O príncipe envergonhou-se de ter carecido da ajuda de seu velho pai e das lições de vida tão antigas que não estavam nos computadores de sua moderna onipotência pretensa e acreditada.
Em um brumoso e frio dia de inverno, o senhor rei faleceu. Os galpões haviam sido descontaminados pelos sapos, o reino estava próspero e o príncipe agradecido e envergonhado. Coaxavam inúmeros deles nos arredores úmidos do castelo. Eram fortes e ágeis, pulavam dezenas de metros em busca de insetos. Orgulhosos, cantavam à natureza recomposta
O príncipe, convencido então da grandeza do poder dos sapos, mudou o nome do reino para Sapolândia e, envergonhado, partiu para terras distantes, onde, sem que ninguém o conhecesse, passou a viver como protetor dos animais. Sua casa era repleta de batráquios, que passou a amar firmemente, único remédio que achou para despraguear os campos produtores
de proteína do mundo moderno que habitou até morrer, cinqüenta anos mais tarde.”
_ Ah! paizinho, como eu queria poder voltar a ser uma criança feliz. Não dá! Espero apenas minha hora chegar e partir triste. Quem me dera apenas passar a viver como esses lindos sapos de seu conto...
_Filha, vou usar uma velha arma que aprendi com meus velhos pais e eles, com os seus: a oração. Passarei a ser agora aquele velho rei abandonado. Lembrei-me das orações. Ser-me-ão as armas de venturosa cura. Não precisarei nem do príncipe.

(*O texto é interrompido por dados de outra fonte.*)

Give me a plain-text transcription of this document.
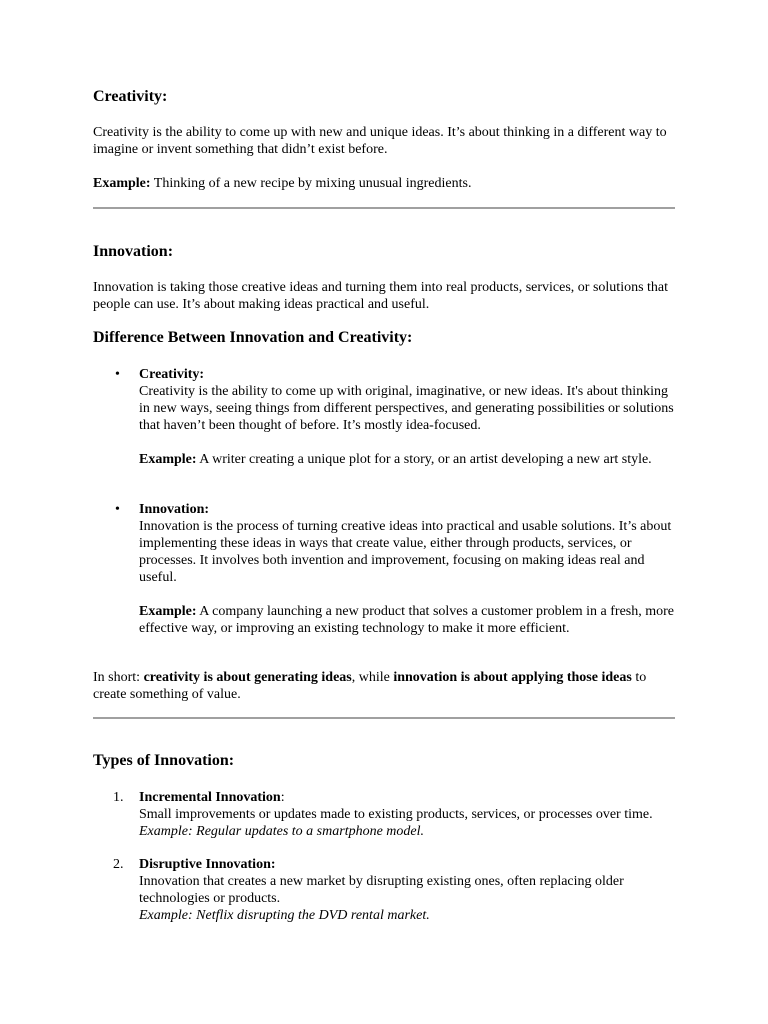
Creativity:

Creativity is the ability to come up with new and unique ideas. It’s about thinking in a different way to imagine or invent something that didn’t exist before.

Example: Thinking of a new recipe by mixing unusual ingredients.

Innovation:

Innovation is taking those creative ideas and turning them into real products, services, or solutions that people can use. It’s about making ideas practical and useful.

Difference Between Innovation and Creativity:
• Creativity:
Creativity is the ability to come up with original, imaginative, or new ideas. It's about thinking in new ways, seeing things from different perspectives, and generating possibilities or solutions that haven’t been thought of before. It’s mostly idea-focused.
Example: A writer creating a unique plot for a story, or an artist developing a new art style.
• Innovation:
Innovation is the process of turning creative ideas into practical and usable solutions. It’s about implementing these ideas in ways that create value, either through products, services, or processes. It involves both invention and improvement, focusing on making ideas real and useful.
Example: A company launching a new product that solves a customer problem in a fresh, more effective way, or improving an existing technology to make it more efficient.

In short: creativity is about generating ideas, while innovation is about applying those ideas to create something of value.

Types of Innovation:
1. Incremental Innovation:
Small improvements or updates made to existing products, services, or processes over time.
Example: Regular updates to a smartphone model.
2. Disruptive Innovation:
Innovation that creates a new market by disrupting existing ones, often replacing older technologies or products.
Example: Netflix disrupting the DVD rental market.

E, como em Sapolândia, a filha do homem foi submetida a uma arriscada cirurgia. Recebeu um rim de seu velho pai e sobreviveu ao tumor, que infernizava sua vida.
Hoje ela é, como ele, naturalista: dirige uma sociedade de proteção aos animais e ama os sapos e a terra onde vive. Publicou três livros de contos – edições esgotadas – e vive a ocupar a metade de seu tempo com palestras de esperança para desenganados de cura pela ciência.
Como se pode ver, dentro de cada alma generosa há sempre um imenso reino de amor, cheio de poder e de glória; basta-nos tratarmos bem os reis, os príncipes e, principalmente, os sapos!